Fix the financing of supply chains

More worrying evidence was seen in Chile, where the government restricted the length of payment terms that one large retailer could impose on smaller suppliers. In response, the retailer significantly reduced its trade volume with these small suppliers and chose to source more goods from within their own subsidiaries rather than from external suppliers.

 

Reducing inventory and harming financials: evidence from France retailers

Examining trade credit regulations through a supply chain lens, our recent research focused on a major investment in the supply chain – inventory. A healthy level of inventory at each tier of the supply chain is essential to managing the various risks in the chain that range from changes in customers’ taste to supplier disruptions. As such, inventory represents a substantial amount of investment for businesses. For example, among public retailers, inventory accounts for more than one third of their total assets.

The linkage between trade credit and inventory is intuitive: by providing trade credit, the seller shares the buyer’s inventory cost and risk, which would otherwise be borne solely by the buyer. Such sharing incentivizes the buyer to hold a higher level of inventory, which, in turn, would better serve customer demand and eventually not only increase the seller’s own sales, but also benefit the entire supply chain. Therefore, restricting trade credit usage below the equilibrium level may undermine this link and lead to under-investment in inventory and subsequently impaired supply-chain performance. Could such a phenomenon be observed because of the recent restrictions on trade credit?

 

To quantify this impact, we focused on France’s LME, which restricted the trade credit duration to 60 days for most French firms. In order to isolate the impact of the legislation, it is necessary to identify a set of control firms that were comparable in all respects except for their exposure to the LME. Given that most French firms were subject to the new legislation, we combined companies from other EU countries to create comparable synthetic “twins” of each French firm.

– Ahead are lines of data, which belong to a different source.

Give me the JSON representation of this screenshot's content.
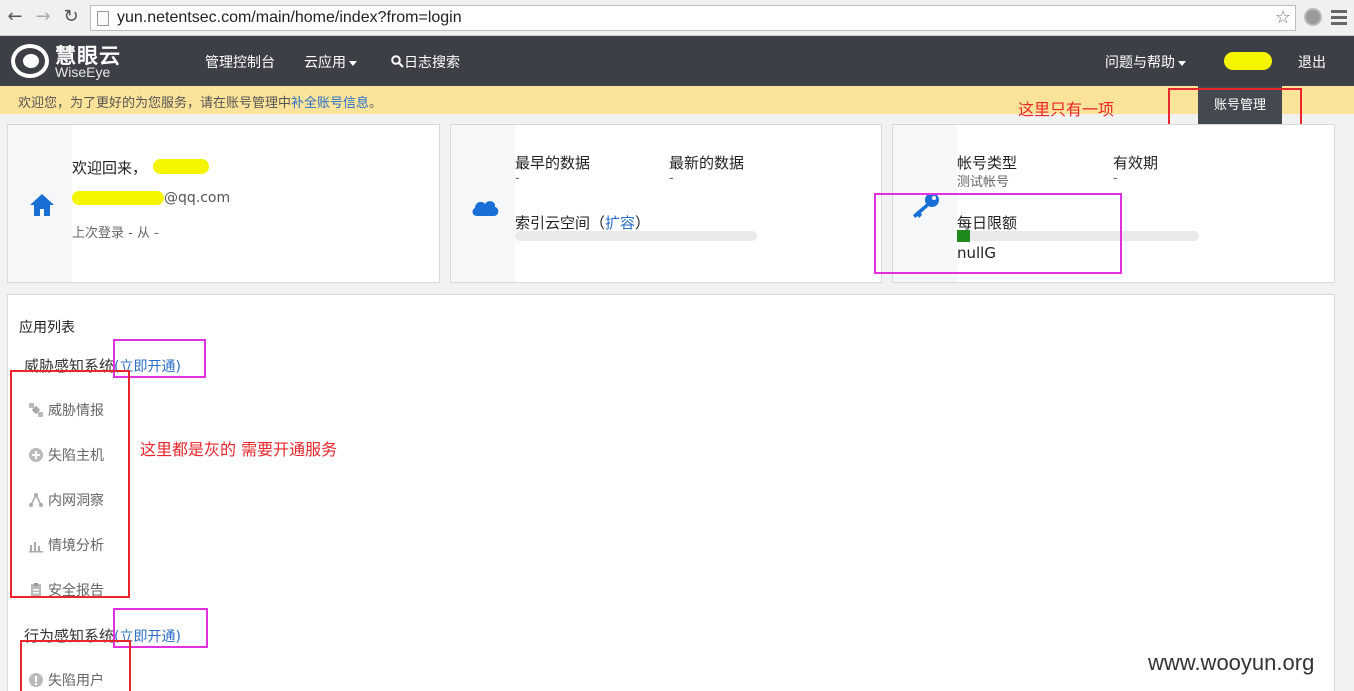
{
  "browser": {
    "url": "yun.netentsec.com/main/home/index?from=login"
  },
  "header": {
    "logo_cn": "慧眼云",
    "logo_en": "WiseEye",
    "nav": [
      "管理控制台",
      "云应用",
      "日志搜索"
    ],
    "help": "问题与帮助",
    "logout": "退出"
  },
  "notice": {
    "text": "欢迎您，为了更好的为您服务，请在账号管理中",
    "link": "补全账号信息",
    "suffix": "。",
    "account_button": "账号管理"
  },
  "annotations": {
    "only_one": "这里只有一项",
    "grey_items": "这里都是灰的 需要开通服务"
  },
  "card_user": {
    "welcome": "欢迎回来，",
    "email_suffix": "@qq.com",
    "last_login": "上次登录 - 从 -"
  },
  "card_data": {
    "earliest_label": "最早的数据",
    "earliest_value": "-",
    "latest_label": "最新的数据",
    "latest_value": "-",
    "space_label": "索引云空间（",
    "space_link": "扩容",
    "space_close": "）"
  },
  "card_account": {
    "type_label": "帐号类型",
    "type_value": "测试帐号",
    "valid_label": "有效期",
    "valid_value": "-",
    "quota_label": "每日限额",
    "quota_value": "nullG"
  },
  "apps": {
    "title": "应用列表",
    "system1": "威胁感知系统",
    "system1_link": "(立即开通)",
    "items1": [
      "威胁情报",
      "失陷主机",
      "内网洞察",
      "情境分析",
      "安全报告"
    ],
    "system2": "行为感知系统",
    "system2_link": "(立即开通)",
    "items2": [
      "失陷用户"
    ]
  },
  "watermark": "www.wooyun.org",
  "colors": {
    "header_bg": "#3d3f46",
    "notice_bg": "#fbe39a",
    "link": "#2a6fc9",
    "icon_blue": "#1a6fd6",
    "annotation_red": "#e8262c",
    "annotation_pink": "#e130e1"
  }
}
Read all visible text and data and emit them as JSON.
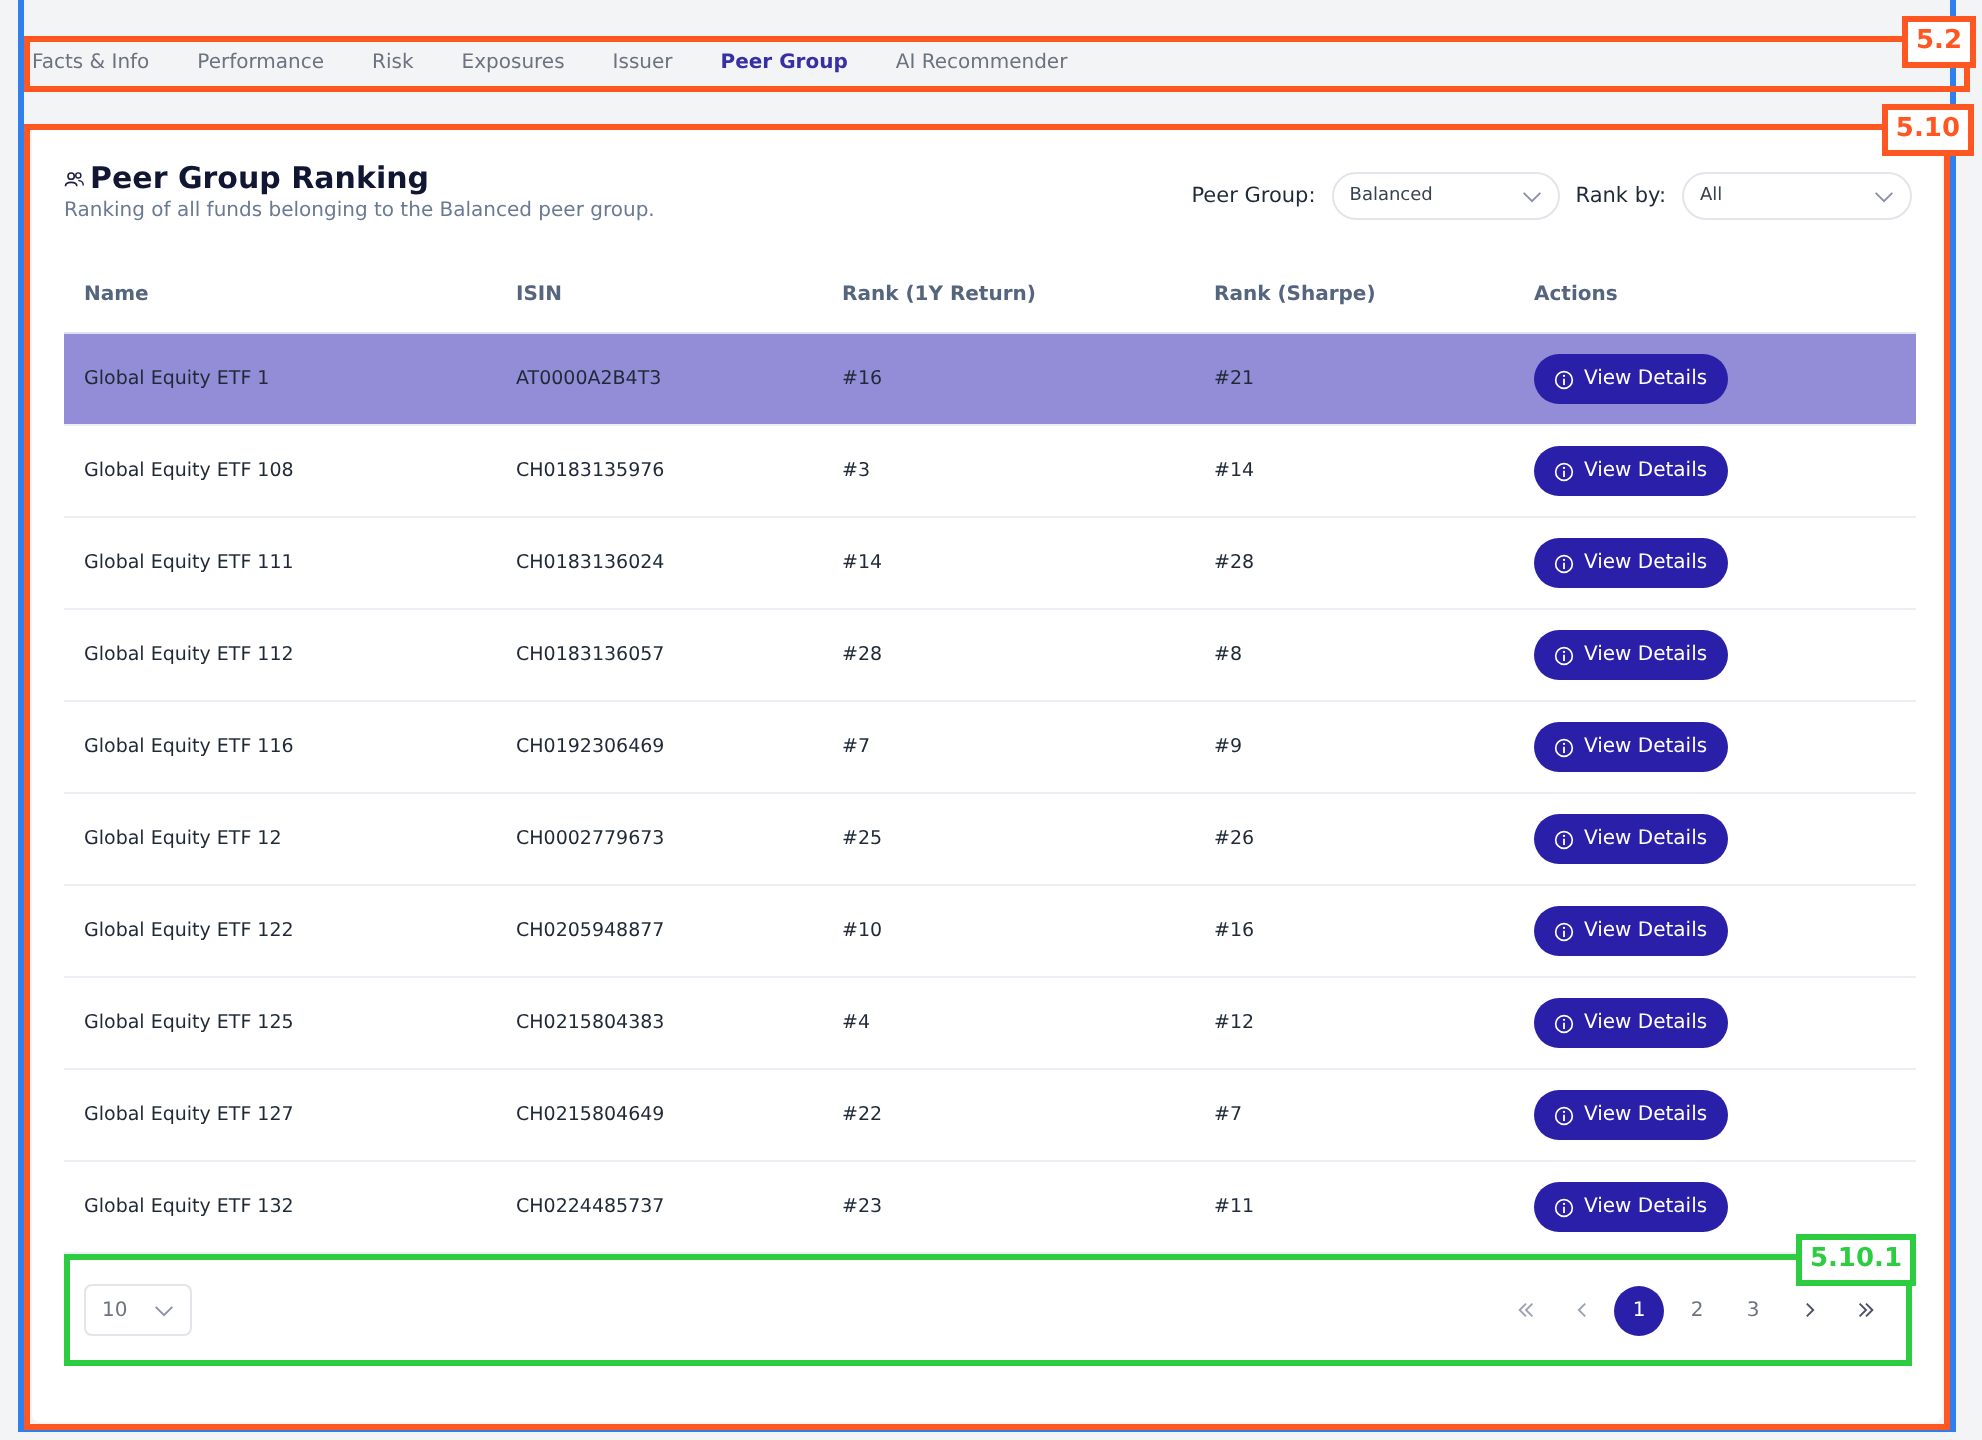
{
  "tabs": [
    {
      "label": "Facts & Info",
      "selected": false
    },
    {
      "label": "Performance",
      "selected": false
    },
    {
      "label": "Risk",
      "selected": false
    },
    {
      "label": "Exposures",
      "selected": false
    },
    {
      "label": "Issuer",
      "selected": false
    },
    {
      "label": "Peer Group",
      "selected": true
    },
    {
      "label": "AI Recommender",
      "selected": false
    }
  ],
  "tabs_annotation": {
    "label": "5.2",
    "color": "#ff5722"
  },
  "panel_annotation": {
    "label": "5.10",
    "color": "#ff5722"
  },
  "panel": {
    "title": "Peer Group Ranking",
    "subtitle": "Ranking of all funds belonging to the Balanced peer group.",
    "filters": [
      {
        "label": "Peer Group:",
        "value": "Balanced"
      },
      {
        "label": "Rank by:",
        "value": "All"
      }
    ]
  },
  "table": {
    "columns": [
      "Name",
      "ISIN",
      "Rank (1Y Return)",
      "Rank (Sharpe)",
      "Actions"
    ],
    "rows": [
      {
        "name": "Global Equity ETF 1",
        "isin": "AT0000A2B4T3",
        "rank_return": "#16",
        "rank_sharpe": "#21",
        "action": "View Details",
        "selected": true
      },
      {
        "name": "Global Equity ETF 108",
        "isin": "CH0183135976",
        "rank_return": "#3",
        "rank_sharpe": "#14",
        "action": "View Details",
        "selected": false
      },
      {
        "name": "Global Equity ETF 111",
        "isin": "CH0183136024",
        "rank_return": "#14",
        "rank_sharpe": "#28",
        "action": "View Details",
        "selected": false
      },
      {
        "name": "Global Equity ETF 112",
        "isin": "CH0183136057",
        "rank_return": "#28",
        "rank_sharpe": "#8",
        "action": "View Details",
        "selected": false
      },
      {
        "name": "Global Equity ETF 116",
        "isin": "CH0192306469",
        "rank_return": "#7",
        "rank_sharpe": "#9",
        "action": "View Details",
        "selected": false
      },
      {
        "name": "Global Equity ETF 12",
        "isin": "CH0002779673",
        "rank_return": "#25",
        "rank_sharpe": "#26",
        "action": "View Details",
        "selected": false
      },
      {
        "name": "Global Equity ETF 122",
        "isin": "CH0205948877",
        "rank_return": "#10",
        "rank_sharpe": "#16",
        "action": "View Details",
        "selected": false
      },
      {
        "name": "Global Equity ETF 125",
        "isin": "CH0215804383",
        "rank_return": "#4",
        "rank_sharpe": "#12",
        "action": "View Details",
        "selected": false
      },
      {
        "name": "Global Equity ETF 127",
        "isin": "CH0215804649",
        "rank_return": "#22",
        "rank_sharpe": "#7",
        "action": "View Details",
        "selected": false
      },
      {
        "name": "Global Equity ETF 132",
        "isin": "CH0224485737",
        "rank_return": "#23",
        "rank_sharpe": "#11",
        "action": "View Details",
        "selected": false
      }
    ]
  },
  "pagination": {
    "page_size": "10",
    "pages": [
      {
        "label": "1",
        "selected": true
      },
      {
        "label": "2",
        "selected": false
      },
      {
        "label": "3",
        "selected": false
      }
    ]
  },
  "pagination_annotation": {
    "label": "5.10.1",
    "color": "#2ecc40"
  }
}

Furthermore, we sought to eliminate the potential impact of other confounding factors (such as the 2008 Global Financial Crisis) that might have affected French businesses differently from their non-French counterparts. Specifically, we use a subset of French companies and their respective European “twins” that were unaffected by the LME (their trade credit usage was already below the 60-day threshold) as a baseline for calculating a relative effect that is free of confounding factors.

We found that the LME had a significant impact on retailers’ inventory investment. Taking hardware retailers as an example, the LME caused a 16 percent decline in trade credit, which subsequently led to an 11 percent reduction in inventory.

A drop in inventory is not only going to lead to emptier shelves and more unsatisfied customers, but also hurt retailers’ financial performance. Indeed, we observed a 15 percent drop in revenue and a 3 percent decline in gross profit for retailers due to trade credit restrictions.

 

Supply Chain FinTech: Potential and Challenges

As our research shows, government regulations that directly limit the use of trade credit are not the panacea. In fact, one advantage of trade credit is that it is deeply integrated in supply chain transactions and allows for more flexible allocation of working capital among different stakeholders. Rigid government regulation kills such flexibility.

Instead, we argue for a market-based approach that incorporates “supply-chain fintech”, which uses digital technologies to facilitate the financial flows in the supply chain. By enabling better visibility and pricing flexibility, supply chain fintech could not only better incentivize large companies to pay their suppliers when the latter need capital, but also tackle other challenges in trade finance.

For example, one headache faced by credit-starved SMEs is that banks or their large suppliers do not lend to them. The Asian Development Bank estimated the global “trade finance gap” sits at $1.7 trillion, with small and medium-sized enterprises accounting for half of the total.

Reasons for this finance gap vary: lack of collateral; information asymmetry regarding the condition of the would-be borrower; regulatory requirements that are hard for lenders to fulfil, such as know-you-customer; and low profitability.

Digital technologies could help overcome these difficulties. Internet-of-things could help monitor inventory, allowing companies to unlock their collateral value. Blockchain-based consortiums are working on breaking information silos and providing end-to-end supply chain visibility. Finally, big data and analytics offer the potential to better identify supply chain stakeholders in need of credit and assess their risk.

Offering such suggestions inevitably brings to mind the 2021 collapse of Greensill, the supply-chain-finance business that engaged, among others, former British Prime Minister David Cameron. The collapse of Greensill, however, was a failure of neither trade finance in general nor technology in particular, but of risk management and corporate ethics.